All the CAP components are measured in volume terms, allowing us to avoid problems translating nominal into real values. Most extend back at least a decade and many go back much further. We have made some adjustments to the series to accommodate year-end revisions and shifts in the timing of Lunar New Year.


Estimation of annual (% y/y) growth for each sector proxy follows a three-stage process.

  1. First, we calculate the annual growth rates for each of the component series.
  2. Next, we calculate weights for the component series to ensure that changes in less volatile series have the same impact on the sector proxy as proportionally-equal changes in more volatile series. We do this by de-trending and normalising their growth rates.
  3. We then average the original growth rates using these weights. This allows us to adjust for volatility in the component series but still preserve the trends in the underlying data.

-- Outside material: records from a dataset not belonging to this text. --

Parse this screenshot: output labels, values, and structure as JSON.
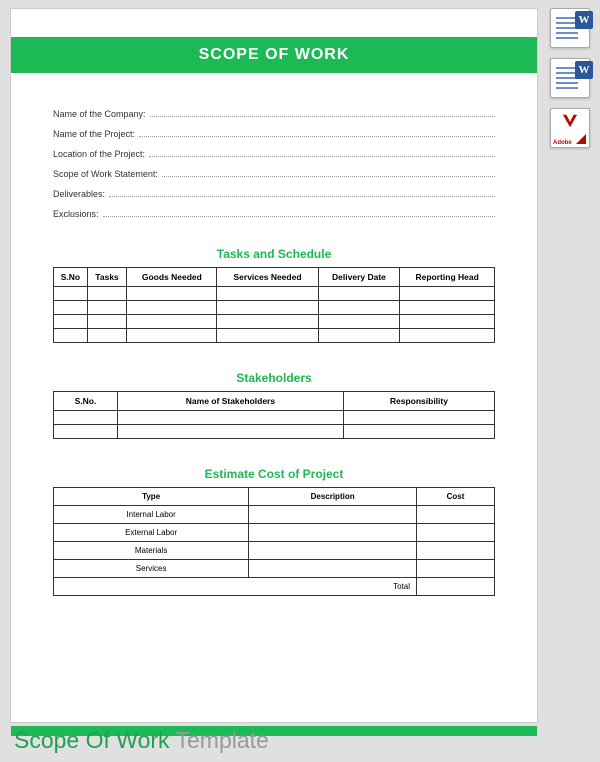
{
  "header": {
    "title": "SCOPE OF WORK"
  },
  "fields": [
    {
      "label": "Name of the Company:"
    },
    {
      "label": "Name of the Project:"
    },
    {
      "label": "Location of the Project:"
    },
    {
      "label": "Scope of Work Statement:"
    },
    {
      "label": "Deliverables:"
    },
    {
      "label": "Exclusions:"
    }
  ],
  "tasks": {
    "title": "Tasks and Schedule",
    "columns": [
      "S.No",
      "Tasks",
      "Goods Needed",
      "Services Needed",
      "Delivery Date",
      "Reporting Head"
    ],
    "rows": 4
  },
  "stakeholders": {
    "title": "Stakeholders",
    "columns": [
      "S.No.",
      "Name of Stakeholders",
      "Responsibility"
    ],
    "rows": 2
  },
  "cost": {
    "title": "Estimate Cost of Project",
    "columns": [
      "Type",
      "Description",
      "Cost"
    ],
    "types": [
      "Internal Labor",
      "External Labor",
      "Materials",
      "Services"
    ],
    "total_label": "Total"
  },
  "caption": {
    "main": "Scope Of Work ",
    "sub": "Template"
  },
  "icons": {
    "word_badge": "W",
    "pdf_label": "Adobe"
  },
  "colors": {
    "accent": "#1db954",
    "caption": "#20a050",
    "word": "#2b579a",
    "pdf": "#b30b00",
    "bg": "#e0e0e0"
  }
}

We combine the three sector proxies into the headline CAP using the five-year rolling weights of industry, construction and services in nominal GDP, which we believe is subject to less manipulation than the real GDP figures. This is to ensure that the CAP takes into account broad structural shifts in the economy over time. The official GDP data are not used at any other point in the calculation of the CAP, whether as inputs or to weight or scale the indicators within each sector proxy.

We also construct a seasonally-adjusted version of the CAP and its sector proxies. We use thee monthly industrial production data for 1999 as a base and then extrapolate forward using the CAP growth rates. We then seasonally adjust the resulting series using X-12-ARIMA with custom holiday regressors for Chinese New Year.


Our approach of averaging normalized growth rates of component series is simple but has an important advantage over more sophisticated econometric techniques such as principal components analysis (PCA) or dynamic factor models (DFM).

PCA and DFM using the same underlying series result in an output with broadly the same trajectory of growth as our approach. But their output needs to be scaled in some way to generate an estimate for the pace of economic growth, as these approaches discard the information contained in the level of growth of the component series.

This scaling requirement is not a drawback if the goal is to “nowcast” official GDP. But our goal is to estimate actual growth, which by assumption we cannot observe. Any scaling would be arbitrary and introduce biases.